City residents have donated almost 1.5 tonnes of unwanted tech to help charities and people in the community.
The council and its partners opened a ‘tech take-back pop up shop’ in the city centre allowing people to declutter and safely dispose of their old and unwanted computers, laptops, phones, cameras and other tech.
The shop was open for just 10 days, but in that time 420 people visited and a total of 1,036 items were dropped off, including 84 mobile phones, 123 laptops, 53 computers, 201 USB memory sticks and hundreds of cables, with every item having a free, professional data wipe.
The tech, amounting to 1.44 tonnes in weight, is now being sorted, ready to be given to charities to distribute or sold to people less able to afford new tech.
If the equipment is beyond repair, it is being dismantled for material recycling. If all the tech donated is reused or recycled, there will be carbon equivalent saving of 4.5 tonnes of CO2e – equivalent to the energy needed to produce and cook approximately 1,294 cheeseburgers or produce 44,440 plastic carrier bags.
Councillor Saoirse Horan, deputy chair of the city’s environment, transport and sustainability committee, said: “The public response to our first Tech-Takeback pop up shop has been amazing, and the benefit to those who have dropped off items is brilliant as all their data is completely and properly erased by professionals or dismantled and disposed of.
“Each item donated also benefits charities, people who are less able to afford new tech or the environment as absolutely everything is reused or recycled.”
Cllr Horan added: “The next pop up shop is being planned for some time in January, which will help people declutter their old tech if they have received new tech for Christmas.”
The shop, at 13 Pavilion Gardens, Brighton, was the first of five pop ups that will take place in the next year.

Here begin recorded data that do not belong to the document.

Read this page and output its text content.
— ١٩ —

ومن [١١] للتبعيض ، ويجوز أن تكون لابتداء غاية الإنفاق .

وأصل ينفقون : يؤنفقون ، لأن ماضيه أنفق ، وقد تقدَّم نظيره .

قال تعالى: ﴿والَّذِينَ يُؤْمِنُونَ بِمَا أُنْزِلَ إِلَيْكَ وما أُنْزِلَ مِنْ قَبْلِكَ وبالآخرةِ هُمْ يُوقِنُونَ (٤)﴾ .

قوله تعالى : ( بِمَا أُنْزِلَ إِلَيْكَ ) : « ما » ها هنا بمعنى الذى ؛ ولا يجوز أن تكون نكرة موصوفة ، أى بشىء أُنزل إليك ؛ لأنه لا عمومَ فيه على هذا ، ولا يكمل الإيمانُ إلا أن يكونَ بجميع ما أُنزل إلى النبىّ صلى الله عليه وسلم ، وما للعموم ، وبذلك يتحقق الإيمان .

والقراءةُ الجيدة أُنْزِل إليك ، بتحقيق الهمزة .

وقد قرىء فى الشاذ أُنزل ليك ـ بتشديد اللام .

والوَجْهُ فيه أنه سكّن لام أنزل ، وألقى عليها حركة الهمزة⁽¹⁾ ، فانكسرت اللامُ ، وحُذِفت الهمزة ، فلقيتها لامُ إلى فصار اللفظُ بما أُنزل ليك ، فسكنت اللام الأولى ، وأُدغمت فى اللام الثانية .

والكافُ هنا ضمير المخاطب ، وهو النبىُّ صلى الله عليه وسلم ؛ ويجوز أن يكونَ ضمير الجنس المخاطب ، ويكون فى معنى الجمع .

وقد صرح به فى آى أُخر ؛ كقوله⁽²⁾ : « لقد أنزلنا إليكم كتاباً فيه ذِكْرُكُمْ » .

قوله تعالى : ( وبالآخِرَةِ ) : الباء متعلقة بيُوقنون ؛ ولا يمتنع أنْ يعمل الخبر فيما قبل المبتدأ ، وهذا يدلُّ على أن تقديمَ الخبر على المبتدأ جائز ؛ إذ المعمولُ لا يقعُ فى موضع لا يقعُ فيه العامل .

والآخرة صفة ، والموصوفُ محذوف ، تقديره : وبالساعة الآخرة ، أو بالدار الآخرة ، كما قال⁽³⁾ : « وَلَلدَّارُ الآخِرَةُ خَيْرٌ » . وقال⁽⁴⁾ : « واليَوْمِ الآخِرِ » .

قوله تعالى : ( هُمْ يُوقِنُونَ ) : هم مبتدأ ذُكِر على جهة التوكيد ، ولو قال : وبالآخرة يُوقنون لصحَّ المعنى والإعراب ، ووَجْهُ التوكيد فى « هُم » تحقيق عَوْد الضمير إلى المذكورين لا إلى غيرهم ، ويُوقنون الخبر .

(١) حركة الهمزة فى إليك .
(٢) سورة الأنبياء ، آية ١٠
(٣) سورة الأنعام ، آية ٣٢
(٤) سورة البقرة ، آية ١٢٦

The next is planned for January, with others linked to key dates during 2018, with all times and venues to be announced.
The pop-up shops are being run by Brighton & Hove City Council; Freegle, the free online reuse network; circular economy environment specialists SOENECS; and computer data experts EraseMyData.
Dr David Greenfield, co-founder of Tech-Takeback and managing director of SOENECS, said: “It is clear that the public want a service like Tech-Takeback provides, as many people told us they had been waiting ages for an opportunity like this to safely erase their data and enable reuse of their unwanted tech.”
The shops are being sponsored by special funding after the city council won a £25,000 WEEE (Waste Electrical and Electronic Equipment) Local Project grant under the national Distributor Takeback Scheme.